The Association Between Acetaminophen and Asthma

Should Its Pediatric Use Be Banned?

Antonio Martinez-Gimeno; Luis García-Marcos

Disclosures

Expert Rev Resp Med. 2013;7(2):113-122. 

In This Article

Theoretical Effect Size of Limiting Acetaminophen Exposure

Some of the large epidemiological studies, particularly the ISAAC studies, have calculated the population attributable risk for asthma symptoms associated with current acetaminophen exposure, being 41% in adolescents[9] and 30% in children aged 6–7 years.[8] These figures represent approximately the percentage of the prevalence of asthma symptoms that could be attributable to acetaminophen exposure.

To make it clearer; simpler and more straightforward calculations can be done, from a simple-minded practicing pediatrician's point of view, of the putative effect of avoiding acetaminophen exposure in the general pediatric population on wheezing prevalence, taking into account an OR of 1.5 against acetaminophen exposure, a wheezing prevalence of 15%, and a current exposure to acetaminophen rate of 50%. This simple calculation can show that the prevalence in the exposed versus nonexposed groups must be 17.58 versus 12.42%, respectively to comply with the aforementioned epidemiological data (OR), leaving a decrease of 5.16 percentage points as a maximum room for improvement with a population-based intervention to limit acetaminophen exposure.
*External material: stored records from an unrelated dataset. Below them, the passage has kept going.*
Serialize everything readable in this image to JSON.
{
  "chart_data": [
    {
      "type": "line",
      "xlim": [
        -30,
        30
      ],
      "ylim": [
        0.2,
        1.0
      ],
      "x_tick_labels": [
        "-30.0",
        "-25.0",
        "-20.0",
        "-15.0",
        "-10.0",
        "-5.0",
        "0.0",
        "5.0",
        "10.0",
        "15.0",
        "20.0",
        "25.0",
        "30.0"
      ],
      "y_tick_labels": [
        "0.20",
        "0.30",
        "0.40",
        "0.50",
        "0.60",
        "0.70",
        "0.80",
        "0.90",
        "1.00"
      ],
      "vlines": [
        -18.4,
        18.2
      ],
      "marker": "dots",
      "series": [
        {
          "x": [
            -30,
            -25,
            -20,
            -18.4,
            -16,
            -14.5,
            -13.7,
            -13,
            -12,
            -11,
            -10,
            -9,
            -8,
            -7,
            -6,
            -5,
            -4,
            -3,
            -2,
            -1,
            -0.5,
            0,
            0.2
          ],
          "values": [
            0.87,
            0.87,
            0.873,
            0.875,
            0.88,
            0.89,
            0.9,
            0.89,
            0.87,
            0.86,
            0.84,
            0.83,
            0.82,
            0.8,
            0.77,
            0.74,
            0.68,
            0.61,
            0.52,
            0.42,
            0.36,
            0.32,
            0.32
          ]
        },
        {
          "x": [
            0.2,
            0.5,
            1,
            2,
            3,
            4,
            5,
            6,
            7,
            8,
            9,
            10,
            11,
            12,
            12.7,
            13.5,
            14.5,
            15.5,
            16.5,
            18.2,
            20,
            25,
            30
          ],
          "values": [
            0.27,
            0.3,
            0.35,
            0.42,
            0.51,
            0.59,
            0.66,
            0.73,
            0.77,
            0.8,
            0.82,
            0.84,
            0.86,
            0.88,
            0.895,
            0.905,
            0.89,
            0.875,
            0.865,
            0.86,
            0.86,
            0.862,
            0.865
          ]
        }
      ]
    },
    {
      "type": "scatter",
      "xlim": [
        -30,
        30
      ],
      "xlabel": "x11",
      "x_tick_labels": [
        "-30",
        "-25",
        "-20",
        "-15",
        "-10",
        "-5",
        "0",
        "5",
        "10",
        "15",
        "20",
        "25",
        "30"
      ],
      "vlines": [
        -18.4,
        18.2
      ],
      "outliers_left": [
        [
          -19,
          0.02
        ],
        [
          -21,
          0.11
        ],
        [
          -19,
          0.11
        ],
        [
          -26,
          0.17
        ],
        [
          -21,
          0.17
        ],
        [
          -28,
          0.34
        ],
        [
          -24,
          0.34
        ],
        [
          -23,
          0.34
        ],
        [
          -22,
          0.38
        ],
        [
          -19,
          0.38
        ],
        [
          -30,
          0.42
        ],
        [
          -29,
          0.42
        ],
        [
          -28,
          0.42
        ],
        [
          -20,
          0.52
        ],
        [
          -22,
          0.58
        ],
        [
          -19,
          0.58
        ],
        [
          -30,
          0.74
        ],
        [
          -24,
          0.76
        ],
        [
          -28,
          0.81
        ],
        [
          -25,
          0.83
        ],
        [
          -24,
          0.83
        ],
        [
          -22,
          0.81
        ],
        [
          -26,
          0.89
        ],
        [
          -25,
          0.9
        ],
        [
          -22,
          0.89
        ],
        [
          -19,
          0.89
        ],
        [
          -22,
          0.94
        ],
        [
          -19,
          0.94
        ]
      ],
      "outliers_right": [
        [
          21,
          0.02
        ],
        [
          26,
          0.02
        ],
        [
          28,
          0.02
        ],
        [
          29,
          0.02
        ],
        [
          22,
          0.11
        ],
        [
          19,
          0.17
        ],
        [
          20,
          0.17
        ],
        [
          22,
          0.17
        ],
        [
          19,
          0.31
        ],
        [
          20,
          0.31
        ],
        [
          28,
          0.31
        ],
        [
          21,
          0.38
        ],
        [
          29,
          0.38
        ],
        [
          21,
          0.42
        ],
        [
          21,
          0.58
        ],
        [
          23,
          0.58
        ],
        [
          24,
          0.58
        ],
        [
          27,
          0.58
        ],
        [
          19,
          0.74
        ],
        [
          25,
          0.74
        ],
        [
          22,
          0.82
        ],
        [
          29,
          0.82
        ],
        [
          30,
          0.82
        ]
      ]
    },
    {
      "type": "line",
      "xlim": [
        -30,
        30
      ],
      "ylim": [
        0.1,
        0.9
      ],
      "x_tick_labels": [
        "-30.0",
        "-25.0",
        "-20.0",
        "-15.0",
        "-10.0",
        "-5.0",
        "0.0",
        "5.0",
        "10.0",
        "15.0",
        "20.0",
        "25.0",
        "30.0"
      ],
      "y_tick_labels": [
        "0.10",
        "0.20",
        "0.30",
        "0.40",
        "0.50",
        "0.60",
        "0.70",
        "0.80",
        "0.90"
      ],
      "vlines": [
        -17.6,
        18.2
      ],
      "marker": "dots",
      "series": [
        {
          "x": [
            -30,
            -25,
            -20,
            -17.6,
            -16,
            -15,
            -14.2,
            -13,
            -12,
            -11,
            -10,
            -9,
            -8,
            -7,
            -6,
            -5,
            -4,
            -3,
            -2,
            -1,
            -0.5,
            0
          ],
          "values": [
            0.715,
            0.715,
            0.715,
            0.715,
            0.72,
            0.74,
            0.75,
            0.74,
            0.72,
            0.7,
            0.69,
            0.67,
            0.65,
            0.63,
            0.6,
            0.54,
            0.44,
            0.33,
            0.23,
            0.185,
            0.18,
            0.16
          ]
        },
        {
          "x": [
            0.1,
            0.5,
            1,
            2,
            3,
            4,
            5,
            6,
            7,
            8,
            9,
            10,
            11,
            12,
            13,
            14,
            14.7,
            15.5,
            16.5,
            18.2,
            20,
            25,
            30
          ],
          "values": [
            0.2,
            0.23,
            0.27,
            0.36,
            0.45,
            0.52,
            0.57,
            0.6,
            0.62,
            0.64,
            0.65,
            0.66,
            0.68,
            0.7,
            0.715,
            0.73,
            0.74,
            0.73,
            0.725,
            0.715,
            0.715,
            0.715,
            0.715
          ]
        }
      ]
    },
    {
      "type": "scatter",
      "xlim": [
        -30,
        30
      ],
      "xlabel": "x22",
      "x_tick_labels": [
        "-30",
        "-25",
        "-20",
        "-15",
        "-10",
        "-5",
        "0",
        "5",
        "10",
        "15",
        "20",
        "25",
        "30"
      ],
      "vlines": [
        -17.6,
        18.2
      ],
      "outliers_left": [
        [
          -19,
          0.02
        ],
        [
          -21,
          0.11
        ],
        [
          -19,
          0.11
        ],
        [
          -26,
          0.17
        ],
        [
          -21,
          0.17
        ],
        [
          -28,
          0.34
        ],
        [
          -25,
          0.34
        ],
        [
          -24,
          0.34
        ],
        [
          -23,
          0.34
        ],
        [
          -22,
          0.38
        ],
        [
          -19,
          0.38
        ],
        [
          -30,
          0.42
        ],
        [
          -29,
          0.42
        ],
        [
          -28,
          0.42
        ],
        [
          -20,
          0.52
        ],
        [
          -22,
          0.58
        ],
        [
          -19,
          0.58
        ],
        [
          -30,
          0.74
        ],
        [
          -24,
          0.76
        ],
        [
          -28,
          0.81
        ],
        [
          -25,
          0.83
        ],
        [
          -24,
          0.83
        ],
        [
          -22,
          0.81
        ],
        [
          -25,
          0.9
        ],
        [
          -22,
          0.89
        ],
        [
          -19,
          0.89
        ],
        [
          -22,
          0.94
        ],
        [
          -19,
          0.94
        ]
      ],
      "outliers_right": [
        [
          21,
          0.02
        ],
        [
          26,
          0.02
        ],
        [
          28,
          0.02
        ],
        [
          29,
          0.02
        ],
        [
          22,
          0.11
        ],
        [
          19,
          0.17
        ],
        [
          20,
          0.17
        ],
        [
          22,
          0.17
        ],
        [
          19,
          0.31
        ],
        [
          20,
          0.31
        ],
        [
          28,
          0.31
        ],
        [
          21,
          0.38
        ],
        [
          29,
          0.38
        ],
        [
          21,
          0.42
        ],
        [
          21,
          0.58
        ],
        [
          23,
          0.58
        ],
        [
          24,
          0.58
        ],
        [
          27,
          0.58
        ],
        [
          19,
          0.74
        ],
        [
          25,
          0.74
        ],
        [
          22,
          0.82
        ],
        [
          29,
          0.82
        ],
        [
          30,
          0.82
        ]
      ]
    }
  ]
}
This means 2.58 cases of childhood asthma avoided per 100 children of the intervened population ([17.58–12.42].0.5) or a number needed to treat of 38 to avoid the development of a single childhood wheezing disorder case. These theoretical calculations depend on asthma prevalence and acetaminophen exposure rate in the particular population studied, being more favorable with higher exposure rates and asthma prevalence. For instance, with a prevalence of 30% and an exposure rate of 90%, the room for improvement would be from 30.79 to 22.77%, that is, 7.2 percentage points, 7.1 cases per 100 children and a number needed to treat of 14.

These figures do not seem to be very impressive at the individual level, but at the population level offer a great opportunity to decrease the burden of pediatric wheezing disorders and the only one, with tobacco smoke exposure, that has been clearly identified to date. It also shows how large appropriate clinical trials need to be to have enough statistical power to be able to detect such an effect size.